Plant parasitic nematodes (PPNs) are responsible for affecting almost all types of plants, leading to substantial economic losses due to decreased yield and quality. In response to PPN detection and invasion, plants initiate a complex defence mechanism. This involves networked signal transduction events such as reactive oxygen species burst, calcium ion influx, mitogen-activated protein kinases activation, phytohormone synthesis and transcription factor activation. These early signalling events lead to the induction of defence mechanisms including hypersensitive response, cell wall reinforcement and the production of different defensive secondary metabolites. Research has recently revealed that epigenetic modulation also plays a major role in the plant–nematode interaction. It is important in triggering the appropriate plant response to nematode infection but also forms an important tool for the nematode to evade plant defence and successfully establish feeding sites. Future research will be necessary to distinguish between plant immune responses and nematode manipulation of the plant.
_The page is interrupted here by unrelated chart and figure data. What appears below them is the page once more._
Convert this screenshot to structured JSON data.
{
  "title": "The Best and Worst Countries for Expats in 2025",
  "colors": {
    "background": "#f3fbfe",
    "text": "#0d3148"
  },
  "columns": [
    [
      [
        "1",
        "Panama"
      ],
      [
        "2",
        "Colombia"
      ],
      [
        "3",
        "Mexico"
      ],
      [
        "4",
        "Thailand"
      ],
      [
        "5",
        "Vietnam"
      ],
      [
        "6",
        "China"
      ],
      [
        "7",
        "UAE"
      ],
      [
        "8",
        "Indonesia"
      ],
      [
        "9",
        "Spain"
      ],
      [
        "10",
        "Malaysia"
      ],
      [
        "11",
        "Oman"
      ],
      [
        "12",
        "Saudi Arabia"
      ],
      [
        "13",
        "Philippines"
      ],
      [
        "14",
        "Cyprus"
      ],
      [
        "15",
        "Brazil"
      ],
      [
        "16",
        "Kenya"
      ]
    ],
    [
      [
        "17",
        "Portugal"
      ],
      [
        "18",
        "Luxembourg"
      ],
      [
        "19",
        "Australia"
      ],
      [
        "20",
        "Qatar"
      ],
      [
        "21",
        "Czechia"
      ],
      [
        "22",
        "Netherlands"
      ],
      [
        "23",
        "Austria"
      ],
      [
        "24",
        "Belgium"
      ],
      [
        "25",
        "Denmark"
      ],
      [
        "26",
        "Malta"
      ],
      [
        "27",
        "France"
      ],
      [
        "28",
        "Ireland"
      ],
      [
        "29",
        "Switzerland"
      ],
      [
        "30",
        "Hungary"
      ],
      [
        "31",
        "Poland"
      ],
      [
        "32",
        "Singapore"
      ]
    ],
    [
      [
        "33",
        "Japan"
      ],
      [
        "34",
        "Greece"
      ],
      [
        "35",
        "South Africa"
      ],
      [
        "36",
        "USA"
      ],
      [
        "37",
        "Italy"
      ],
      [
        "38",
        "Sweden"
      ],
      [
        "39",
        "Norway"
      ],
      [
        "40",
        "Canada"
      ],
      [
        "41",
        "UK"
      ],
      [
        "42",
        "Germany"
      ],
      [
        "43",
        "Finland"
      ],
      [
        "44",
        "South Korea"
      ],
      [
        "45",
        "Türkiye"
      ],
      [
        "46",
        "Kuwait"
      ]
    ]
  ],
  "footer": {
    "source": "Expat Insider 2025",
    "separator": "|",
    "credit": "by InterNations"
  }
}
Interestingly, natural plant defence systems can be induced by applying plant-originated stimuli such as dehydroascorbic acid, piperonylic acid, β-aminobutyric acid and sSA(-analogues), which can prevent PPN infections in plants. Plant secondary metabolites like glycine betaine, glutathione, terpenoids, benzoic acid and benzoxazinoids can either modulate defence crosstalk or act as nematicidal compounds. This shows that farmers can potentially use plant-derived compounds as part of PPN management programs. Given the complex nature of plant–PPN interactions, gaining a deeper understanding of plant immunity and resistance to PPNs will greatly help in the development of innovative and sustainable strategies for managing PPNs.